O'Neill's sultry classic based on the Greek tragedy "Oedipus" receives a brutal, almost contemptuous approach under the heavy-handed direction of Mann and a turgid script by Irwin Shaw. Ives is the cold-eyed patriarch of a suppressed New England family, circa 1840, who takes on a new wife,

20-year-old Loren, so red-hot she sizzles the screen. She is a greedy immigrant who will do anything to gain property and makes a bargain with Ives. She will sire a son for Ives if he will wed her and will her his farm. He agrees, but it is Perkins, Ives' son, who is the father of the baby Loren

produces. Ives announces his deal with Loren at a celebration for the infant and Perkins, full of rage, departs. Loren, her mind warped, attempts to show her love for him by smothering the child to death.
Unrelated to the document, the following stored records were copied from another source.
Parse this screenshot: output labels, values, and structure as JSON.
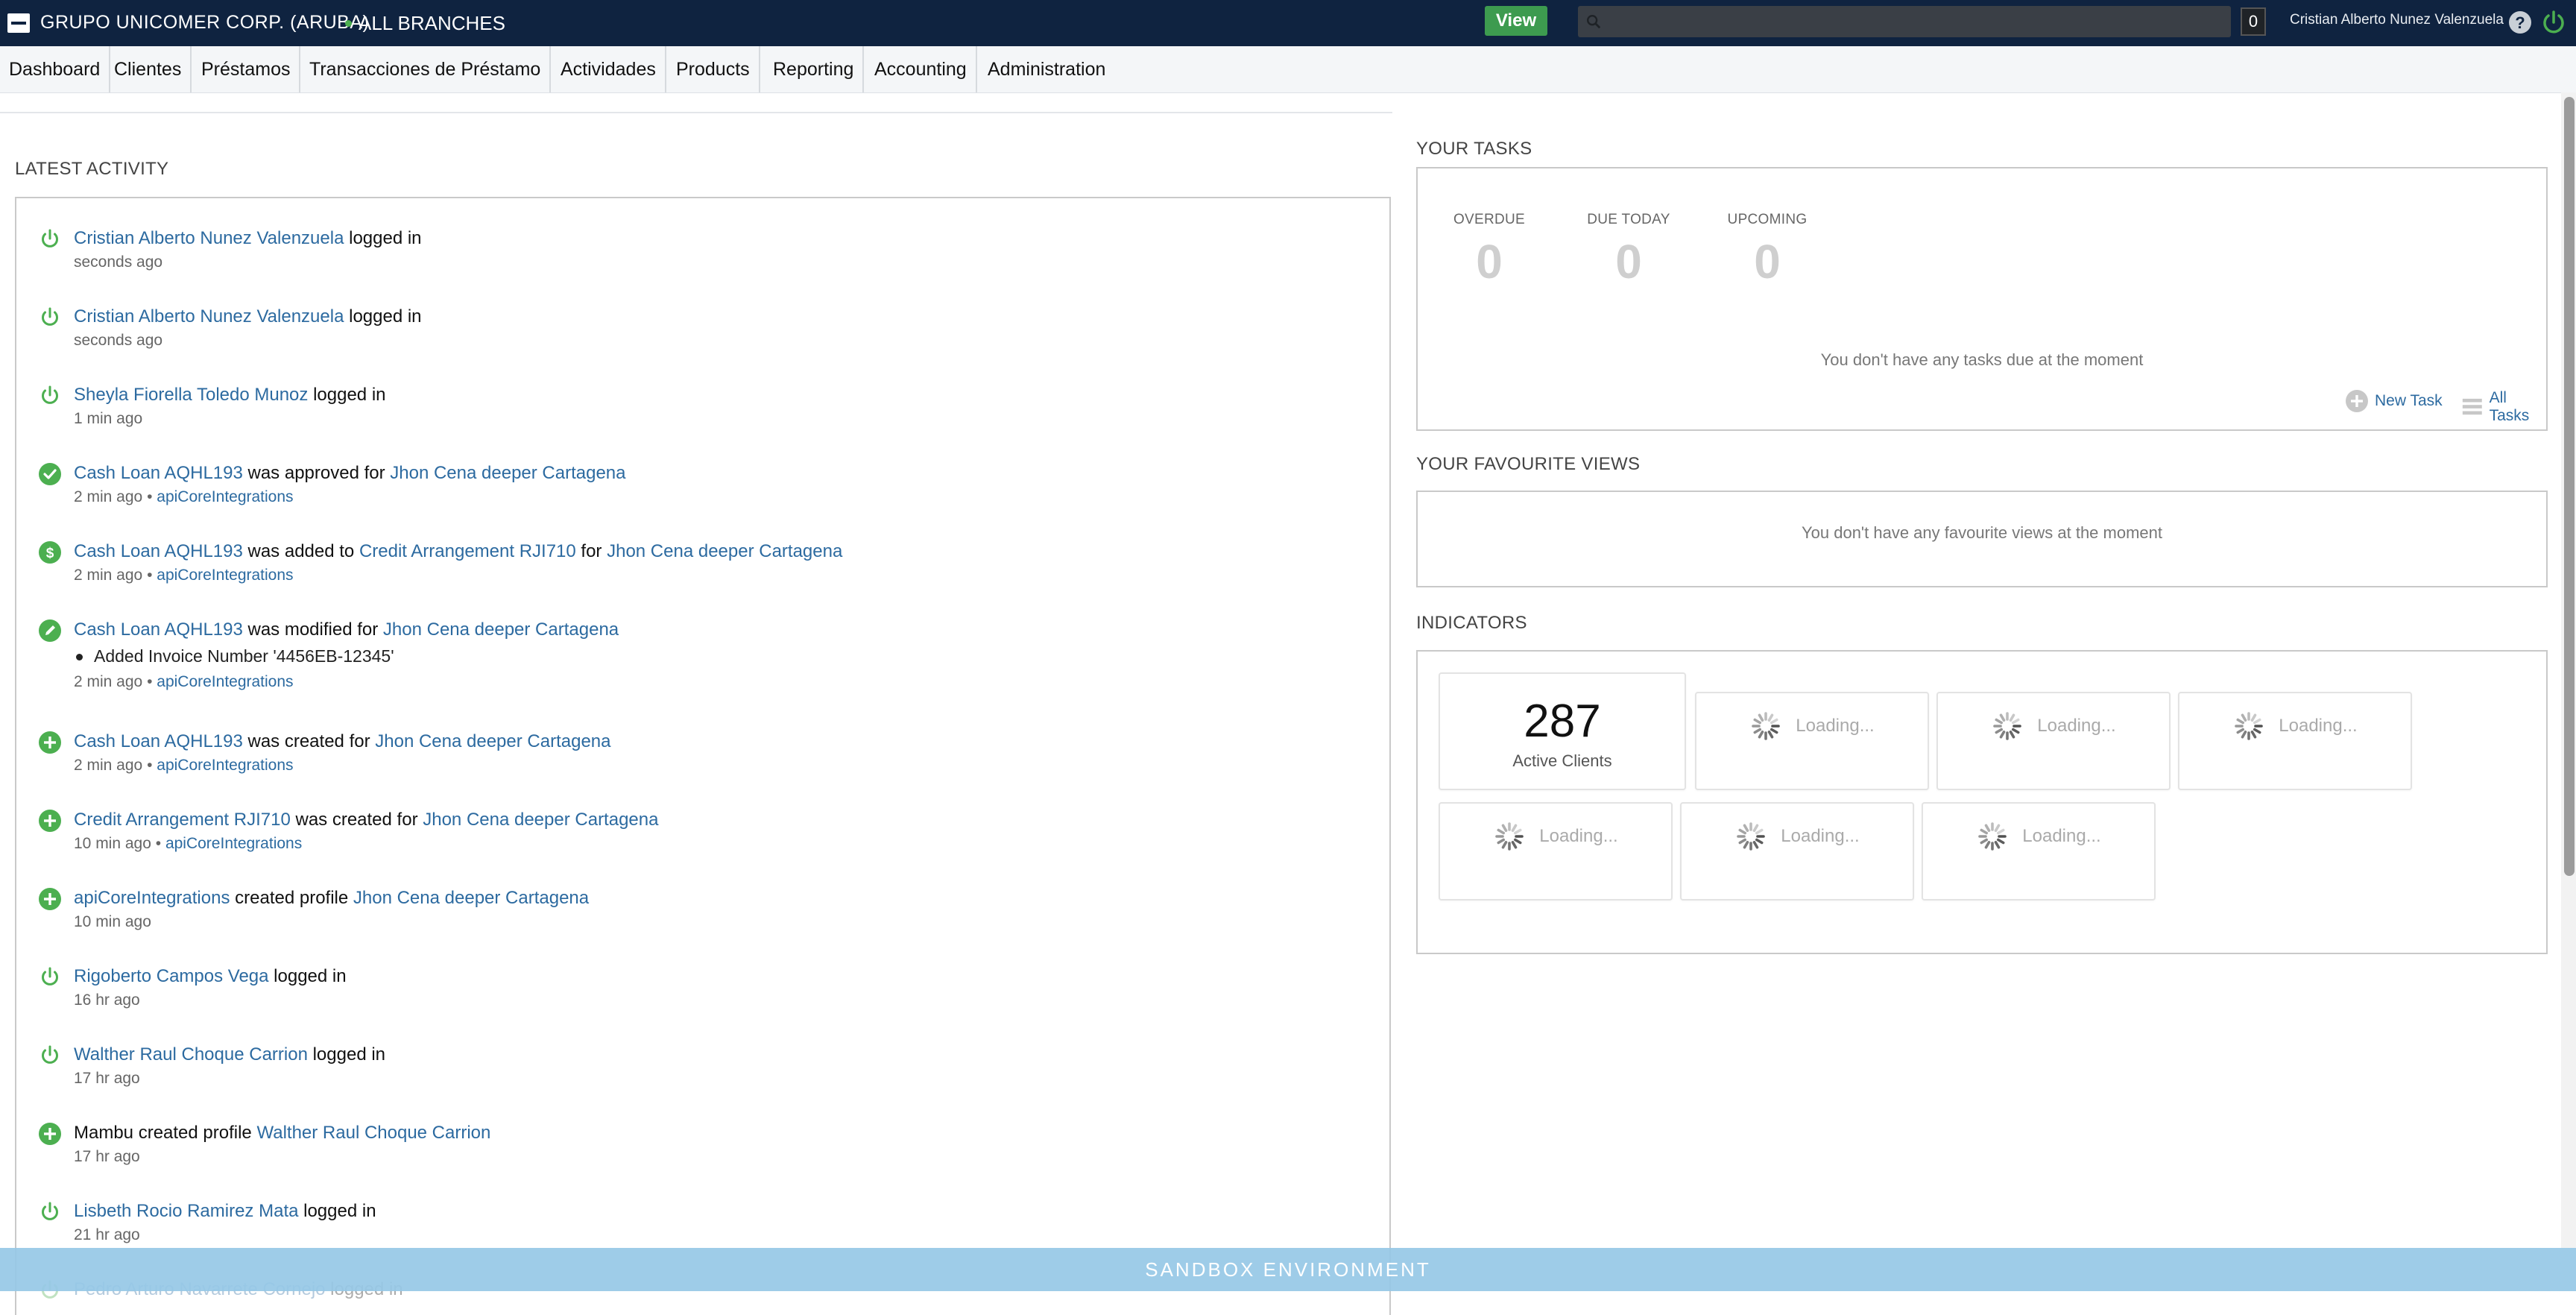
{
  "header": {
    "org_name": "GRUPO UNICOMER CORP. (ARUBA)",
    "branch": "ALL BRANCHES",
    "view_label": "View",
    "search_placeholder": "",
    "notification_count": "0",
    "user_name": "Cristian Alberto Nunez Valenzuela",
    "colors": {
      "topbar": "#0f2340",
      "view_button": "#3d9b4f",
      "accent_link": "#2c6aa0"
    }
  },
  "nav": {
    "items": [
      "Dashboard",
      "Clientes",
      "Préstamos",
      "Transacciones de Préstamo",
      "Actividades",
      "Products",
      "Reporting",
      "Accounting",
      "Administration"
    ]
  },
  "activity": {
    "title": "LATEST ACTIVITY",
    "items": [
      {
        "icon": "power-icon",
        "parts": [
          {
            "t": "Cristian Alberto Nunez Valenzuela",
            "link": true
          },
          {
            "t": " logged in"
          }
        ],
        "time": "seconds ago",
        "by": ""
      },
      {
        "icon": "power-icon",
        "parts": [
          {
            "t": "Cristian Alberto Nunez Valenzuela",
            "link": true
          },
          {
            "t": " logged in"
          }
        ],
        "time": "seconds ago",
        "by": ""
      },
      {
        "icon": "power-icon",
        "parts": [
          {
            "t": "Sheyla Fiorella Toledo Munoz",
            "link": true
          },
          {
            "t": " logged in"
          }
        ],
        "time": "1 min ago",
        "by": ""
      },
      {
        "icon": "check-icon",
        "parts": [
          {
            "t": "Cash Loan AQHL193",
            "link": true
          },
          {
            "t": " was approved for "
          },
          {
            "t": "Jhon Cena deeper Cartagena",
            "link": true
          }
        ],
        "time": "2 min ago",
        "by": "apiCoreIntegrations"
      },
      {
        "icon": "dollar-icon",
        "parts": [
          {
            "t": "Cash Loan AQHL193",
            "link": true
          },
          {
            "t": " was added to "
          },
          {
            "t": "Credit Arrangement RJI710",
            "link": true
          },
          {
            "t": " for "
          },
          {
            "t": "Jhon Cena deeper Cartagena",
            "link": true
          }
        ],
        "time": "2 min ago",
        "by": "apiCoreIntegrations"
      },
      {
        "icon": "edit-icon",
        "parts": [
          {
            "t": "Cash Loan AQHL193",
            "link": true
          },
          {
            "t": " was modified for "
          },
          {
            "t": "Jhon Cena deeper Cartagena",
            "link": true
          }
        ],
        "detail": "Added Invoice Number '4456EB-12345'",
        "time": "2 min ago",
        "by": "apiCoreIntegrations"
      },
      {
        "icon": "plus-icon",
        "parts": [
          {
            "t": "Cash Loan AQHL193",
            "link": true
          },
          {
            "t": " was created for "
          },
          {
            "t": "Jhon Cena deeper Cartagena",
            "link": true
          }
        ],
        "time": "2 min ago",
        "by": "apiCoreIntegrations"
      },
      {
        "icon": "plus-icon",
        "parts": [
          {
            "t": "Credit Arrangement RJI710",
            "link": true
          },
          {
            "t": " was created for "
          },
          {
            "t": "Jhon Cena deeper Cartagena",
            "link": true
          }
        ],
        "time": "10 min ago",
        "by": "apiCoreIntegrations"
      },
      {
        "icon": "plus-icon",
        "parts": [
          {
            "t": "apiCoreIntegrations",
            "link": true
          },
          {
            "t": " created profile "
          },
          {
            "t": "Jhon Cena deeper Cartagena",
            "link": true
          }
        ],
        "time": "10 min ago",
        "by": ""
      },
      {
        "icon": "power-icon",
        "parts": [
          {
            "t": "Rigoberto Campos Vega",
            "link": true
          },
          {
            "t": " logged in"
          }
        ],
        "time": "16 hr ago",
        "by": ""
      },
      {
        "icon": "power-icon",
        "parts": [
          {
            "t": "Walther Raul Choque Carrion",
            "link": true
          },
          {
            "t": " logged in"
          }
        ],
        "time": "17 hr ago",
        "by": ""
      },
      {
        "icon": "plus-icon",
        "parts": [
          {
            "t": "Mambu created profile "
          },
          {
            "t": "Walther Raul Choque Carrion",
            "link": true
          }
        ],
        "time": "17 hr ago",
        "by": ""
      },
      {
        "icon": "power-icon",
        "parts": [
          {
            "t": "Lisbeth Rocio Ramirez Mata",
            "link": true
          },
          {
            "t": " logged in"
          }
        ],
        "time": "21 hr ago",
        "by": ""
      },
      {
        "icon": "power-icon",
        "parts": [
          {
            "t": "Pedro Arturo Navarrete Cornejo",
            "link": true
          },
          {
            "t": " logged in"
          }
        ],
        "time": "",
        "by": ""
      }
    ]
  },
  "tasks": {
    "title": "YOUR TASKS",
    "columns": [
      {
        "label": "OVERDUE",
        "value": "0"
      },
      {
        "label": "DUE TODAY",
        "value": "0"
      },
      {
        "label": "UPCOMING",
        "value": "0"
      }
    ],
    "empty_message": "You don't have any tasks due at the moment",
    "new_task_label": "New Task",
    "all_tasks_label": "All Tasks"
  },
  "favourites": {
    "title": "YOUR FAVOURITE VIEWS",
    "empty_message": "You don't have any favourite views at the moment"
  },
  "indicators": {
    "title": "INDICATORS",
    "active_clients_value": "287",
    "active_clients_label": "Active Clients",
    "loading_label": "Loading..."
  },
  "footer": {
    "sandbox_label": "SANDBOX ENVIRONMENT"
  }
}
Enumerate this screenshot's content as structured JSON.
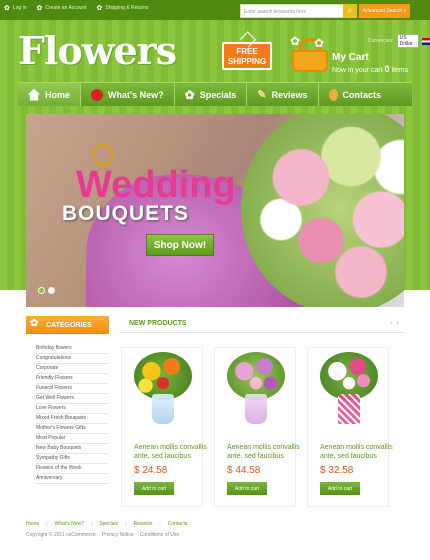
{
  "topbar": {
    "links": [
      {
        "label": "Log in",
        "icon": "flower-icon"
      },
      {
        "label": "Create an Account",
        "icon": "flower-icon"
      },
      {
        "label": "Shipping & Returns",
        "icon": "flower-icon"
      }
    ],
    "search_placeholder": "Enter search keywords here",
    "advanced_search_label": "Advanced Search »"
  },
  "header": {
    "logo_text": "Flowers",
    "free_shipping_line1": "FREE",
    "free_shipping_line2": "SHIPPING",
    "currency_label": "Currencies:",
    "currency_value": "US Dollar",
    "cart_title": "My Cart",
    "cart_status_prefix": "Now in your cart",
    "cart_count": "0",
    "cart_status_suffix": "items"
  },
  "nav": {
    "items": [
      {
        "label": "Home",
        "icon": "home-icon",
        "active": true
      },
      {
        "label": "What's New?",
        "icon": "ladybug-icon",
        "active": false
      },
      {
        "label": "Specials",
        "icon": "flower-icon",
        "active": false
      },
      {
        "label": "Reviews",
        "icon": "pencil-icon",
        "active": false
      },
      {
        "label": "Contacts",
        "icon": "contact-icon",
        "active": false
      }
    ]
  },
  "banner": {
    "title": "Wedding",
    "subtitle": "BOUQUETS",
    "cta": "Shop Now!"
  },
  "sidebar": {
    "heading": "CATEGORIES",
    "items": [
      "Birthday flowers",
      "Congratulations",
      "Corporate",
      "Friendly Flowers",
      "Funeral Flowers",
      "Get Well Flowers",
      "Love Flowers",
      "Mixed Fresh Bouquets",
      "Mother's Flowers Gifts",
      "Most Popular",
      "New Baby Bouquets",
      "Sympathy Gifts",
      "Flowers of the Week",
      "Anniversary"
    ]
  },
  "products": {
    "heading": "NEW PRODUCTS",
    "items": [
      {
        "name": "Aenean mollis convallis ante, sed faucibus",
        "price": "$ 24.58",
        "button": "Add to cart"
      },
      {
        "name": "Aenean mollis convallis ante, sed faucibus",
        "price": "$ 44.58",
        "button": "Add to cart"
      },
      {
        "name": "Aenean mollis convallis ante, sed faucibus",
        "price": "$ 32.58",
        "button": "Add to cart"
      }
    ]
  },
  "footer": {
    "links": [
      "Home",
      "What's New?",
      "Specials",
      "Reviews",
      "Contacts"
    ],
    "copyright": "Copyright © 2011 osCommerce",
    "privacy": "Privacy Notice",
    "conditions": "Conditions of Use"
  },
  "colors": {
    "brand_green": "#8cc63f",
    "accent_orange": "#f28a12",
    "price_orange": "#e2571a",
    "banner_pink": "#e63b95"
  }
}
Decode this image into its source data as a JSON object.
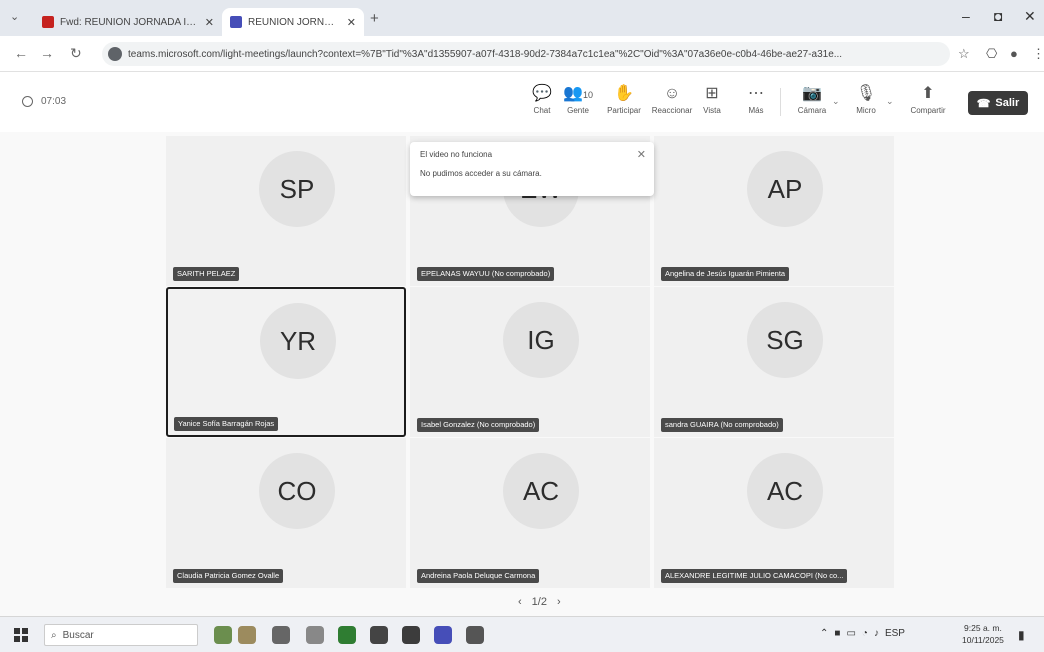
{
  "browser": {
    "tabs": [
      {
        "title": "Fwd: REUNION JORNADA INTE...",
        "close": "✕",
        "favicon_color": "#c5221f"
      },
      {
        "title": "REUNION JORNADA INTE...",
        "close": "✕",
        "favicon_color": "#464eb8"
      }
    ],
    "new_tab": "+",
    "url": "teams.microsoft.com/light-meetings/launch?context=%7B\"Tid\"%3A\"d1355907-a07f-4318-90d2-7384a7c1c1ea\"%2C\"Oid\"%3A\"07a36e0e-c0b4-46be-ae27-a31e...",
    "window_controls": {
      "minimize": "–",
      "maximize": "◘",
      "close": "✕"
    }
  },
  "meeting": {
    "timer": "07:03",
    "toolbar": {
      "chat": "Chat",
      "gente": "Gente",
      "gente_count": "10",
      "participar": "Participar",
      "reaccionar": "Reaccionar",
      "vista": "Vista",
      "mas": "Más",
      "camara": "Cámara",
      "micro": "Micro",
      "compartir": "Compartir",
      "salir": "Salir"
    },
    "toast": {
      "title": "El video no funciona",
      "message": "No pudimos acceder a su cámara."
    },
    "participants": [
      {
        "initials": "SP",
        "name": "SARITH PELAEZ"
      },
      {
        "initials": "EW",
        "name": "EPELANAS WAYUU (No comprobado)"
      },
      {
        "initials": "AP",
        "name": "Angelina de Jesús Iguarán Pimienta"
      },
      {
        "initials": "YR",
        "name": "Yanice Sofía Barragán Rojas"
      },
      {
        "initials": "IG",
        "name": "Isabel Gonzalez (No comprobado)"
      },
      {
        "initials": "SG",
        "name": "sandra GUAIRA (No comprobado)"
      },
      {
        "initials": "CO",
        "name": "Claudia Patricia Gomez Ovalle"
      },
      {
        "initials": "AC",
        "name": "Andreina Paola Deluque Carmona"
      },
      {
        "initials": "AC",
        "name": "ALEXANDRE LEGITIME JULIO CAMACOPI (No co..."
      }
    ],
    "pager": {
      "prev": "‹",
      "label": "1/2",
      "next": "›"
    }
  },
  "taskbar": {
    "search_placeholder": "Buscar",
    "time": "9:25 a. m.",
    "date": "10/11/2025",
    "lang": "ESP"
  }
}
When Ives learns the truth, he disowns his son. Perkins returns, penitent, asking Loren's

forgiveness for deserting her. They meekly surrender to the sheriff to await justice. The film is basically a disgrace and a great disservice to O'Neill's complex and arresting play. Mann and Shaw abandon almost completely the intricate interplay between the Perkins and Ives characters, centering

attention on Loren in her American film debut, which was a disaster. She was wholly unsuitable for her role, which she undoubtedly received because of the constant pressure by Italian producer Carlo Ponti, her husband. Perkins renders an acceptable if neurotic performance and Ives is just doing

his "Big Daddy" role all over again, but with a New England accent. Cinematographer Fapp received an Oscar nomination.